Aby zmienić platformy społecznościowe w siłę, która przynosi pozytywne efekty, trzeba najpierw zrozumieć zjawiska napędzające ten „generator trendów” (hype machine). Paul Michelman rozmawia z Sinanem Aralem.
W swojej nowej książce zatytułowanej „The Hype Machine', jaka ukazała się w 2020 roku nakładem wydawnictwa Currency, profesor MIT Sloan Sinan Aral pisze o największej potędze komunikacyjnej naszych czasów: mediach społecznościowych. Aral — szef projektu MIT Initiative on the Digital Economy – przedstawia wnikliwą i wyważoną analizę siły, zagrożeń i potencjału Twittera, Facebooka, Instagrama i innych platform społecznościowych z punktu widzenia zarówno firm, jak i społeczeństwa. Opracowanie jest owocem około dwóch dekad badań poświęconych mediom społecznościowym.
Sinan Aral
W wywiadzie udzielonym redaktorowi naczelnemu „MIT Sloan Management Review” Paulowi Michelmanowi profesor opowiada, dlaczego serwisy, które nazywa generatorem trendów, należy postrzegać jako broń obosieczną. Poniżej przedstawiamy fragmenty rozmowy.
MIT Sloan Management Review: Czy istnieje takie podejście do marketingu w mediach społecznościowych, które pozwala wykorzystywać ich potęgę bez wykorzystywania użytkowników?
Sinan Aral: Nie mam co do tego wątpliwości. Jeśli się dobrze zastanowić, marketing to po prostu narzędzie jak każde inne. Kiedy myślimy o akcjach marketingowych, które zachęcają do udziału w wyborach, przekonują ludzi, aby nie dzielili się używanymi igłami, przestrzegali zasad dystansu społecznego lub nosili maski w czasie pandemii koronawirusa, nie postrzegamy ich jako prób manipulacji ani niczego złego. Widzimy w nich perswazję promującą pozytywne zachowania.
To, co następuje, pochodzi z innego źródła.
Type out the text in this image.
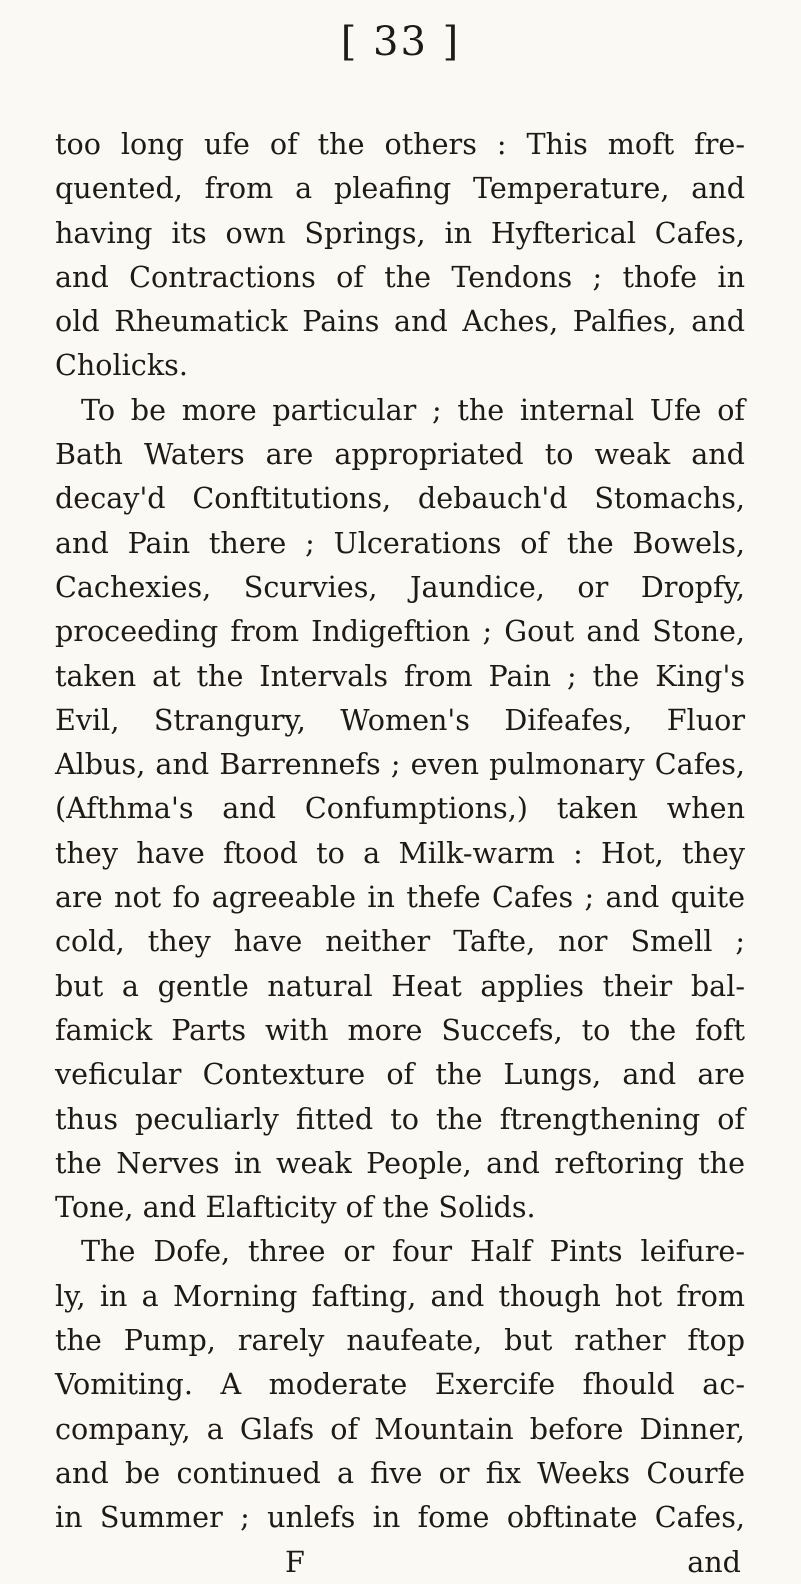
[ 33 ]
too long ufe of the others : This moft fre-
quented, from a pleafing Temperature, and
having its own Springs, in Hyfterical Cafes,
and Contractions of the Tendons ; thofe in
old Rheumatick Pains and Aches, Palfies, and
Cholicks.
To be more particular ; the internal Ufe of
Bath Waters are appropriated to weak and
decay'd Conftitutions, debauch'd Stomachs,
and Pain there ; Ulcerations of the Bowels,
Cachexies, Scurvies, Jaundice, or Dropfy,
proceeding from Indigeftion ; Gout and Stone,
taken at the Intervals from Pain ; the King's
Evil, Strangury, Women's Difeafes, Fluor
Albus, and Barrennefs ; even pulmonary Cafes,
(Afthma's and Confumptions,) taken when
they have ftood to a Milk-warm : Hot, they
are not fo agreeable in thefe Cafes ; and quite
cold, they have neither Tafte, nor Smell ;
but a gentle natural Heat applies their bal-
famick Parts with more Succefs, to the foft
veficular Contexture of the Lungs, and are
thus peculiarly fitted to the ftrengthening of
the Nerves in weak People, and reftoring the
Tone, and Elafticity of the Solids.
The Dofe, three or four Half Pints leifure-
ly, in a Morning fafting, and though hot from
the Pump, rarely naufeate, but rather ftop
Vomiting. A moderate Exercife fhould ac-
company, a Glafs of Mountain before Dinner,
and be continued a five or fix Weeks Courfe
in Summer ; unlefs in fome obftinate Cafes,
F	and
Marketing jest narzędziem, którego można używać do dobrych i złych celów. To część przesłania mojej książki. To narzędzie– generator trendów, przemysł mediów społecznościowych – ma ogromną moc. Ludzie używają go, aby wpływać na wyniki wyborów, ale też upowszechniać stosowanie prezerwatyw czy zapobiegać rozprzestrzenianiu się chorób. Dlatego w swojej książce przekonuję, że możemy czerpać korzyści z tego narzędzia i unikać związanych z nim zagrożeń. Próbuję także wyjaśnić, jak to robić.
Proszę podać kilka najważniejszych zasad, które pozwalają odróżnić wykorzystywanie mediów społecznościowych do dobrych lub chociaż neutralnych celów i tych złych.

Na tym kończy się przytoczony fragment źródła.